The EPCM approach is somewhere in between owner’s team and EPCI approach. In the EPCM approach all contracts are between company and contractors thereby risk is with the company. A professional EPCM service company performs design, engineering, and construction management but not a party to any contract related to construction or vendor provision. The relationship is like an owner-agent where the owner monitors and influences performance and progress of the project. The main responsibilities of an EPCM service provider are:
- Design including FEED as necessary to complete the project efficiently
- Planning procurement, bidding, and administration of contracts
- Maintain overall schedule on track
- Administration of construction and vendor contracts
- Manage interface, changes, and report to owner.
Some of the major limitations for the owner in an EPCM approach are:
- Owner must be very pro-active to meet the construction responsibility
- Owner needs to integrate key people in strategic positions within the EPCM organization to ensure day-to-day monitoring and control
- Owner takes the ultimate responsibility on cost and schedule.
In an EPCM approach, the owner must have adequate resources to integrate with EPCM project team during all phases of the project. Some of the universal characteristics of a successful project are:
- Strong cross-functional and integrated project team
- Adequate front-end loading by project knowledgeable business leadership
- Engineering and project functions report to owner directly
- A system of continuous improvement (sign of excellence)
- Systematic progress and performance measurement
- In-house resources to develop and shape projects ready for detail design.
Contracting strategy of a large offshore project can take various forms. There is no unique ideal solution. It will depend on many factors, namely market condition, project type and size, operator and contractor resources, level of engineering definition, and finally a good project execution plan. It must be recognized that at the end of the day operating companies take all risks and pay for it all one way or other. The philosophy should be to use a pragmatic, well-defined/task-based, fit-for--purpose approach. Develop a strong project management plan, provide contingency measures for any indication of cost overruns or schedule delay, and then hope for the best and prepare for the worst.
Generating economic value and control risk of a field development plan comes through the art of linking varieties of disciplines, applying the science of logical determination of boundaries, and finally engineering, planning, and managing with courage and persistence.
The high cost of oil and gas exploration and production in deepwater and deep reservoirs means that only large fields will be able to satisfy rigorous economic screening.
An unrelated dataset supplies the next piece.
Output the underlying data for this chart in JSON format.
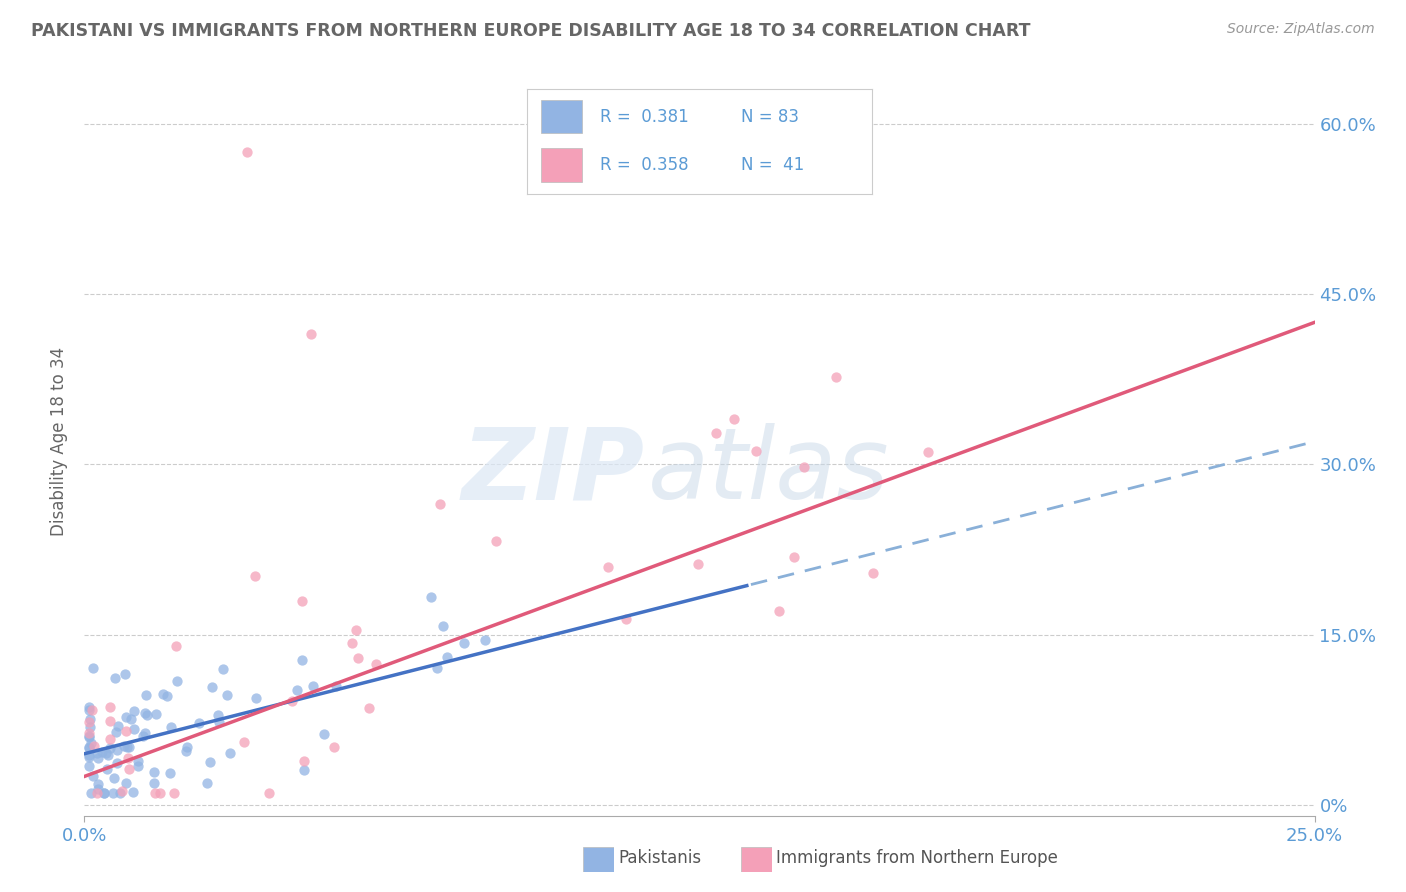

A pragmatic fit-for-purpose approach and responsible use of game-changing technology is required to make smaller fields economically viable.
A phased development plan by using early production system may help better manage capital risk of reservoir uncertainty and provide necessary flexibility to capture potential upside benefits.
Exploration and development costs can be reduced by using improved drilling and completion technology, more dry tree production using new hull forms, and conversion or life extension where feasible.
Unless empowered champions use step changes in technology, the high costs of offshore oil and gas exploration and production will continue to be a barrier to future deepwater field development, especially for challenging small fields.